Cog Icon signifying link to Admin page

Castle Cluggy



Added on 16 March 2024

WE ARE VERY PLEASED TO UNVEIL the final images of Castle Cluggy from the specialist art studio, which certainly accord with our own vision of what the old tower would have looked like many years ago. The hi-resolution files will enable the images to be used on interpretation panels in the future. We asked an eminent Professor of Medieval and Environmental History for his comments on the physical appearance of the tower to ensure only historically correct artwork was produced and to get a better understanding of the spaces. 

NOTES: Castle Cluggy is a beguiling castle, with lots of nooks and crannies and features of interest. However, because of later alterations it is not an easy building to understand. Staircases, fireplaces and arrow slits or gun holes appear in the most unlikely places.

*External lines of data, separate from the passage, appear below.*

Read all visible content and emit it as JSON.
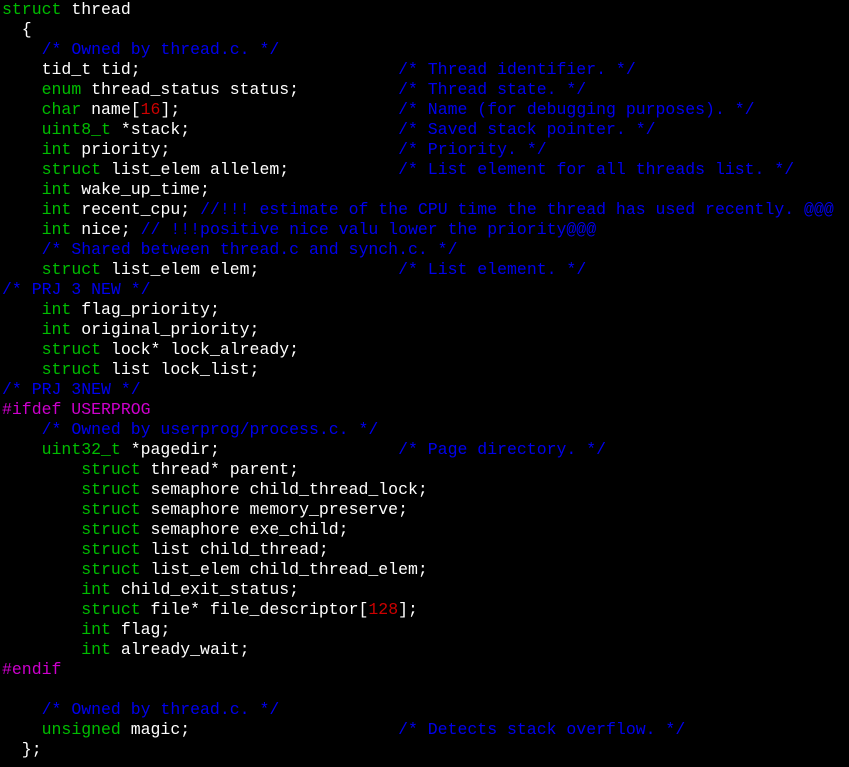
{
  "colors": {
    "background": "#000000",
    "keyword": "#00bd00",
    "identifier": "#ffffff",
    "preprocessor": "#cd00cd",
    "number": "#cd0000",
    "comment": "#0000ee"
  },
  "lines": [
    [
      [
        "kw",
        "struct"
      ],
      [
        "id",
        " thread"
      ]
    ],
    [
      [
        "id",
        "  {"
      ]
    ],
    [
      [
        "id",
        "    "
      ],
      [
        "cm",
        "/* Owned by thread.c. */"
      ]
    ],
    [
      [
        "id",
        "    tid_t tid;                          "
      ],
      [
        "cm",
        "/* Thread identifier. */"
      ]
    ],
    [
      [
        "id",
        "    "
      ],
      [
        "kw",
        "enum"
      ],
      [
        "id",
        " thread_status status;          "
      ],
      [
        "cm",
        "/* Thread state. */"
      ]
    ],
    [
      [
        "id",
        "    "
      ],
      [
        "kw",
        "char"
      ],
      [
        "id",
        " name["
      ],
      [
        "num",
        "16"
      ],
      [
        "id",
        "];                      "
      ],
      [
        "cm",
        "/* Name (for debugging purposes). */"
      ]
    ],
    [
      [
        "id",
        "    "
      ],
      [
        "kw",
        "uint8_t"
      ],
      [
        "id",
        " *stack;                     "
      ],
      [
        "cm",
        "/* Saved stack pointer. */"
      ]
    ],
    [
      [
        "id",
        "    "
      ],
      [
        "kw",
        "int"
      ],
      [
        "id",
        " priority;                       "
      ],
      [
        "cm",
        "/* Priority. */"
      ]
    ],
    [
      [
        "id",
        "    "
      ],
      [
        "kw",
        "struct"
      ],
      [
        "id",
        " list_elem allelem;           "
      ],
      [
        "cm",
        "/* List element for all threads list. */"
      ]
    ],
    [
      [
        "id",
        "    "
      ],
      [
        "kw",
        "int"
      ],
      [
        "id",
        " wake_up_time;"
      ]
    ],
    [
      [
        "id",
        "    "
      ],
      [
        "kw",
        "int"
      ],
      [
        "id",
        " recent_cpu; "
      ],
      [
        "cm",
        "//!!! estimate of the CPU time the thread has used recently. @@@"
      ]
    ],
    [
      [
        "id",
        "    "
      ],
      [
        "kw",
        "int"
      ],
      [
        "id",
        " nice; "
      ],
      [
        "cm",
        "// !!!positive nice valu lower the priority@@@"
      ]
    ],
    [
      [
        "id",
        "    "
      ],
      [
        "cm",
        "/* Shared between thread.c and synch.c. */"
      ]
    ],
    [
      [
        "id",
        "    "
      ],
      [
        "kw",
        "struct"
      ],
      [
        "id",
        " list_elem elem;              "
      ],
      [
        "cm",
        "/* List element. */"
      ]
    ],
    [
      [
        "cm",
        "/* PRJ 3 NEW */"
      ]
    ],
    [
      [
        "id",
        "    "
      ],
      [
        "kw",
        "int"
      ],
      [
        "id",
        " flag_priority;"
      ]
    ],
    [
      [
        "id",
        "    "
      ],
      [
        "kw",
        "int"
      ],
      [
        "id",
        " original_priority;"
      ]
    ],
    [
      [
        "id",
        "    "
      ],
      [
        "kw",
        "struct"
      ],
      [
        "id",
        " lock* lock_already;"
      ]
    ],
    [
      [
        "id",
        "    "
      ],
      [
        "kw",
        "struct"
      ],
      [
        "id",
        " list lock_list;"
      ]
    ],
    [
      [
        "cm",
        "/* PRJ 3NEW */"
      ]
    ],
    [
      [
        "pp",
        "#ifdef USERPROG"
      ]
    ],
    [
      [
        "id",
        "    "
      ],
      [
        "cm",
        "/* Owned by userprog/process.c. */"
      ]
    ],
    [
      [
        "id",
        "    "
      ],
      [
        "kw",
        "uint32_t"
      ],
      [
        "id",
        " *pagedir;                  "
      ],
      [
        "cm",
        "/* Page directory. */"
      ]
    ],
    [
      [
        "id",
        "        "
      ],
      [
        "kw",
        "struct"
      ],
      [
        "id",
        " thread* parent;"
      ]
    ],
    [
      [
        "id",
        "        "
      ],
      [
        "kw",
        "struct"
      ],
      [
        "id",
        " semaphore child_thread_lock;"
      ]
    ],
    [
      [
        "id",
        "        "
      ],
      [
        "kw",
        "struct"
      ],
      [
        "id",
        " semaphore memory_preserve;"
      ]
    ],
    [
      [
        "id",
        "        "
      ],
      [
        "kw",
        "struct"
      ],
      [
        "id",
        " semaphore exe_child;"
      ]
    ],
    [
      [
        "id",
        "        "
      ],
      [
        "kw",
        "struct"
      ],
      [
        "id",
        " list child_thread;"
      ]
    ],
    [
      [
        "id",
        "        "
      ],
      [
        "kw",
        "struct"
      ],
      [
        "id",
        " list_elem child_thread_elem;"
      ]
    ],
    [
      [
        "id",
        "        "
      ],
      [
        "kw",
        "int"
      ],
      [
        "id",
        " child_exit_status;"
      ]
    ],
    [
      [
        "id",
        "        "
      ],
      [
        "kw",
        "struct"
      ],
      [
        "id",
        " file* file_descriptor["
      ],
      [
        "num",
        "128"
      ],
      [
        "id",
        "];"
      ]
    ],
    [
      [
        "id",
        "        "
      ],
      [
        "kw",
        "int"
      ],
      [
        "id",
        " flag;"
      ]
    ],
    [
      [
        "id",
        "        "
      ],
      [
        "kw",
        "int"
      ],
      [
        "id",
        " already_wait;"
      ]
    ],
    [
      [
        "pp",
        "#endif"
      ]
    ],
    [
      [
        "id",
        ""
      ]
    ],
    [
      [
        "id",
        "    "
      ],
      [
        "cm",
        "/* Owned by thread.c. */"
      ]
    ],
    [
      [
        "id",
        "    "
      ],
      [
        "kw",
        "unsigned"
      ],
      [
        "id",
        " magic;                     "
      ],
      [
        "cm",
        "/* Detects stack overflow. */"
      ]
    ],
    [
      [
        "id",
        "  };"
      ]
    ]
  ]
}
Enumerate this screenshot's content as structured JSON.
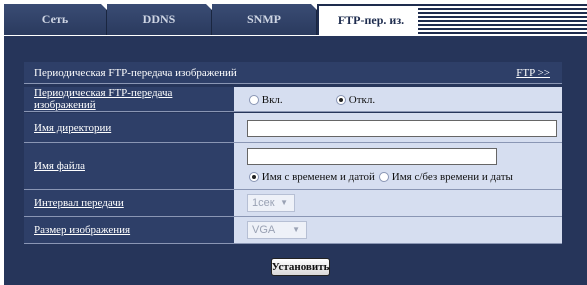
{
  "tabs": [
    {
      "label": "Сеть"
    },
    {
      "label": "DDNS"
    },
    {
      "label": "SNMP"
    },
    {
      "label": "FTP-пер. из."
    }
  ],
  "section": {
    "title": "Периодическая FTP-передача изображений",
    "link": "FTP >>"
  },
  "rows": {
    "periodic": {
      "label": "Периодическая FTP-передача изображений",
      "on_label": "Вкл.",
      "off_label": "Откл.",
      "selected": "off"
    },
    "directory": {
      "label": "Имя директории",
      "value": ""
    },
    "filename": {
      "label": "Имя файла",
      "value": "",
      "opt_with_time": "Имя с временем и датой",
      "opt_without_time": "Имя с/без времени и даты",
      "selected": "with_time"
    },
    "interval": {
      "label": "Интервал передачи",
      "value": "1сек"
    },
    "image_size": {
      "label": "Размер изображения",
      "value": "VGA"
    }
  },
  "submit_label": "Установить",
  "colors": {
    "panel": "#26355a",
    "label_bg": "#2e3f68",
    "value_bg": "#d6def0",
    "active_tab_text": "#1e2c4e"
  }
}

  • The internal recess into which the door opened suggests that the doorway was in roughly the same position as the existing one.
  • We have removed the stair as there is no evidence at all for where it was located, what form it took, or how the different levels were accessed from it. It is more honest to say in any interpretation that we do not know what the stair provision was but it might have been an intramural spiral stair in one of the corners that has fallen, or it could even have been a built internal wooden stair.
  • The timber external stair is being presented as a substantial structure rather than a ladder. A 'ladder' in medieval terms simply means a wooden stair rather than the kind of builder's ladder that was often imagined in 19th-century reconstructions.
  • The basement would have been a storage area and in the absence of evidence for an external door was presumably accessed via a hatch from the first floor or down the stair (wherever that was).
  • The first floor room at best is likely to have been a fairly functional space, possibly serving as a waiting area where visitors were held before being taken up to the 'hall' level above. It is likely that benches would have been placed in here rather than in the more formal upper room. Chairs were expensive and reserved for people of importance. The stone window seats help to emphasise that this was not without its comforts and was intended for occupation rather than just for service - people would have sat in the window seats and looked out at the view.
  • There would be a 'high' end and a 'low' end on the second floor hall. The high end is furthest from the entry point. The fire is likely to have been positioned behind the high end of the table (which would be placed transversely, parallel to the fireplace, rather than perpendicular to it. The laird's chair would be placed centrally, flanked by those for his family and principal guests. The 'low' table would extend perpendicular to that, with the seating diminishing in status the further away from the fireplace you were.
  • The chamber with bed would have been the highest room beneath the garret. This was where the laird conducted private business and spent most of his 'family' time. Based on what can still be seen in places like Huntingtower Castle (another Murray stronghold), it would likely have been brightly painted, the ceilings in particular being highly decorated in that way.
  • The attic/garret is likely to have provided accommodation for some of the personal servants who needed to be on call for the laird and his wife.
  • The out-buildings are shown on the reconstruction because the tower must have been provided with some timber buildings along with stables, kitchens, and accommodation for servants and the garrison of men at arms.